Now, when someone says “diamond hands” you’ll know.

I liked this next post not because of the list of ways to make money with Valentine’s Day, that’s fine, but I really liked the story that preceded the list. It highlights the truly important things in life.

How to Make Money with Valentine’s Day [The Thrifty Issue] – “In our house, as I was a single mother most of my kids lives, we had a different tradition. Each year, I would give them a chocolate rose with a letter telling them how much I love them, what is special about them, things I noticed through the year etc. It wasn’t until I overheard them the night before Valentine’s Day one year whispering about it in their bedroom that I realised how important this was to them. They looked forward to it every year and felt so loved by it.”

Are recipe boxes worth the money? [Be Clever With Your Cash] – “The problem is, they aren’t cheap. The normal price can easily be between £5 and £8 a portion. Possibly cheaper than a takeaway, definitely cheaper than eating out. But surely buying the ingredients yourself works out far cheaper? I’ve taken a look to see just how much of a premium you’re paying for the convenience.”
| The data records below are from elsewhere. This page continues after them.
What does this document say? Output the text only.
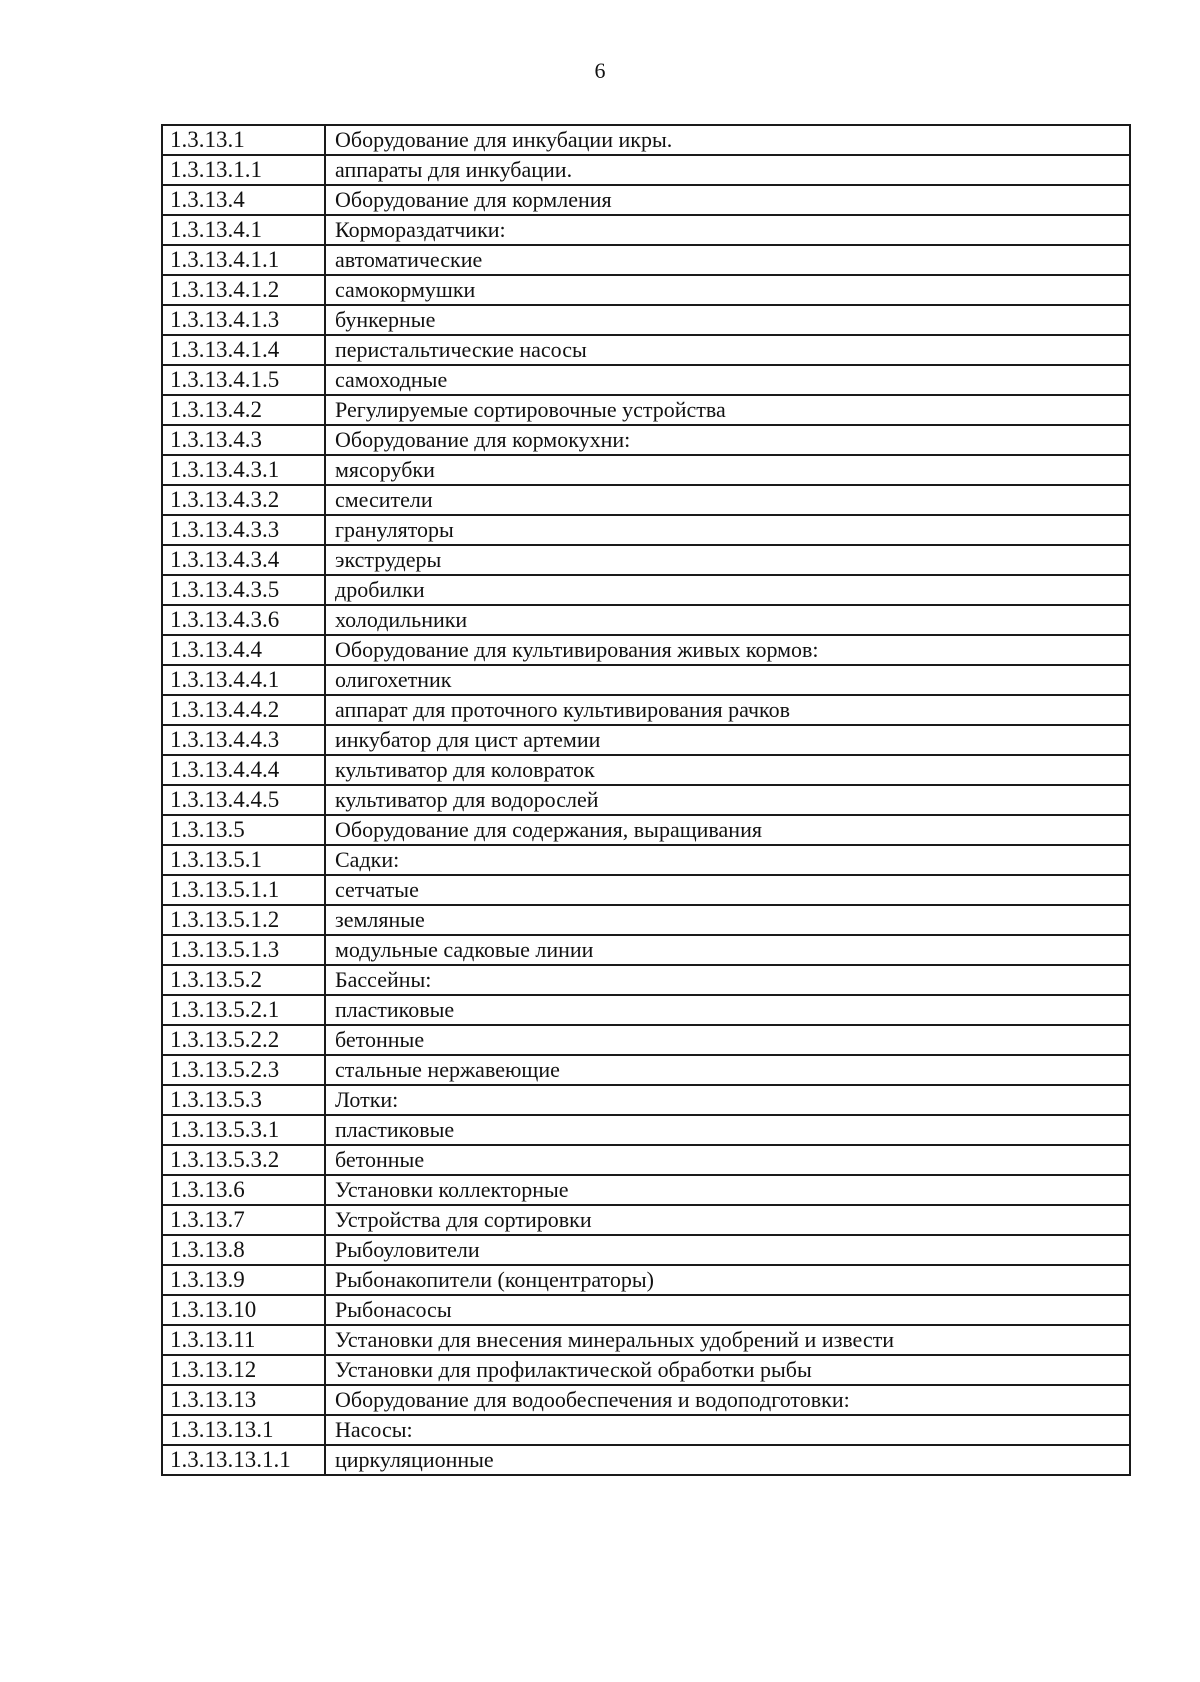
6
1.3.13.1	Оборудование для инкубации икры.
1.3.13.1.1	аппараты для инкубации.
1.3.13.4	Оборудование для кормления
1.3.13.4.1	Кормораздатчики:
1.3.13.4.1.1	автоматические
1.3.13.4.1.2	самокормушки
1.3.13.4.1.3	бункерные
1.3.13.4.1.4	перистальтические насосы
1.3.13.4.1.5	самоходные
1.3.13.4.2	Регулируемые сортировочные устройства
1.3.13.4.3	Оборудование для кормокухни:
1.3.13.4.3.1	мясорубки
1.3.13.4.3.2	смесители
1.3.13.4.3.3	грануляторы
1.3.13.4.3.4	экструдеры
1.3.13.4.3.5	дробилки
1.3.13.4.3.6	холодильники
1.3.13.4.4	Оборудование для культивирования живых кормов:
1.3.13.4.4.1	олигохетник
1.3.13.4.4.2	аппарат для проточного культивирования рачков
1.3.13.4.4.3	инкубатор для цист артемии
1.3.13.4.4.4	культиватор для коловраток
1.3.13.4.4.5	культиватор для водорослей
1.3.13.5	Оборудование для содержания, выращивания
1.3.13.5.1	Садки:
1.3.13.5.1.1	сетчатые
1.3.13.5.1.2	земляные
1.3.13.5.1.3	модульные садковые линии
1.3.13.5.2	Бассейны:
1.3.13.5.2.1	пластиковые
1.3.13.5.2.2	бетонные
1.3.13.5.2.3	стальные нержавеющие
1.3.13.5.3	Лотки:
1.3.13.5.3.1	пластиковые
1.3.13.5.3.2	бетонные
1.3.13.6	Установки коллекторные
1.3.13.7	Устройства для сортировки
1.3.13.8	Рыбоуловители
1.3.13.9	Рыбонакопители (концентраторы)
1.3.13.10	Рыбонасосы
1.3.13.11	Установки для внесения минеральных удобрений и извести
1.3.13.12	Установки для профилактической обработки рыбы
1.3.13.13	Оборудование для водообеспечения и водоподготовки:
1.3.13.13.1	Насосы:
1.3.13.13.1.1	циркуляционные
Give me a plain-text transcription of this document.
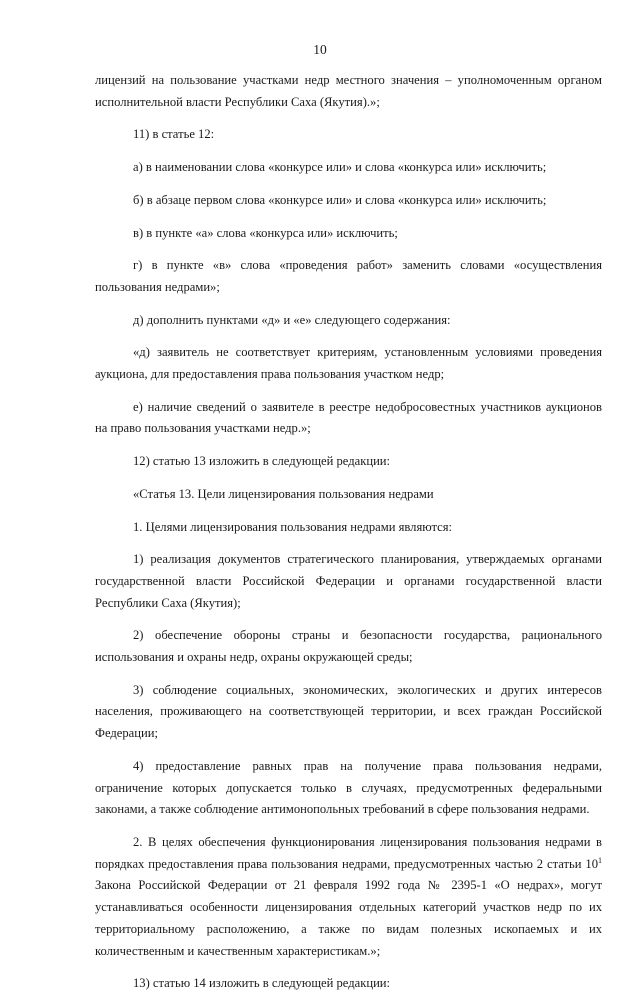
10

лицензий на пользование участками недр местного значения – уполномоченным органом исполнительной власти Республики Саха (Якутия).»;

11) в статье 12:

а) в наименовании слова «конкурсе или» и слова «конкурса или» исключить;

б) в абзаце первом слова «конкурсе или» и слова «конкурса или» исключить;

в) в пункте «а» слова «конкурса или» исключить;

г) в пункте «в» слова «проведения работ» заменить словами «осуществления пользования недрами»;

д) дополнить пунктами «д» и «е» следующего содержания:

«д) заявитель не соответствует критериям, установленным условиями проведения аукциона, для предоставления права пользования участком недр;

е) наличие сведений о заявителе в реестре недобросовестных участников аукционов на право пользования участками недр.»;

12) статью 13 изложить в следующей редакции:

«Статья 13. Цели лицензирования пользования недрами

1. Целями лицензирования пользования недрами являются:

1) реализация документов стратегического планирования, утверждаемых органами государственной власти Российской Федерации и органами государственной власти Республики Саха (Якутия);

2) обеспечение обороны страны и безопасности государства, рационального использования и охраны недр, охраны окружающей среды;

3) соблюдение социальных, экономических, экологических и других интересов населения, проживающего на соответствующей территории, и всех граждан Российской Федерации;

4) предоставление равных прав на получение права пользования недрами, ограничение которых допускается только в случаях, предусмотренных федеральными законами, а также соблюдение антимонопольных требований в сфере пользования недрами.

2. В целях обеспечения функционирования лицензирования пользования недрами в порядках предоставления права пользования недрами, предусмотренных частью 2 статьи $10^1$ Закона Российской Федерации от 21 февраля 1992 года № 2395-1 «О недрах», могут устанавливаться особенности лицензирования отдельных категорий участков недр по их территориальному расположению, а также по видам полезных ископаемых и их количественным и качественным характеристикам.»;

13) статью 14 изложить в следующей редакции:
They’re not financially worth it. We use one, Sunbasket, not because it’s financially prudent but because it offloads a few meals from our mental planning each week. It’s something we only started during the pandemic and it’s very likely something we will stop once our kids go back to school. The convenience premium is worth it for us.

OK, as we go into the weekend, enjoy this story of outright fraud and how absolutely mindboggling simple it is to pull off (at least for a few years):

The Lion, the Polygamist, and the Biofuel Scam [Wired] – “How a member of a breakaway Mormon sect teamed up with a Lambo-driving, hard-partying tycoon to bilk the government for hundreds of millions of dollars.”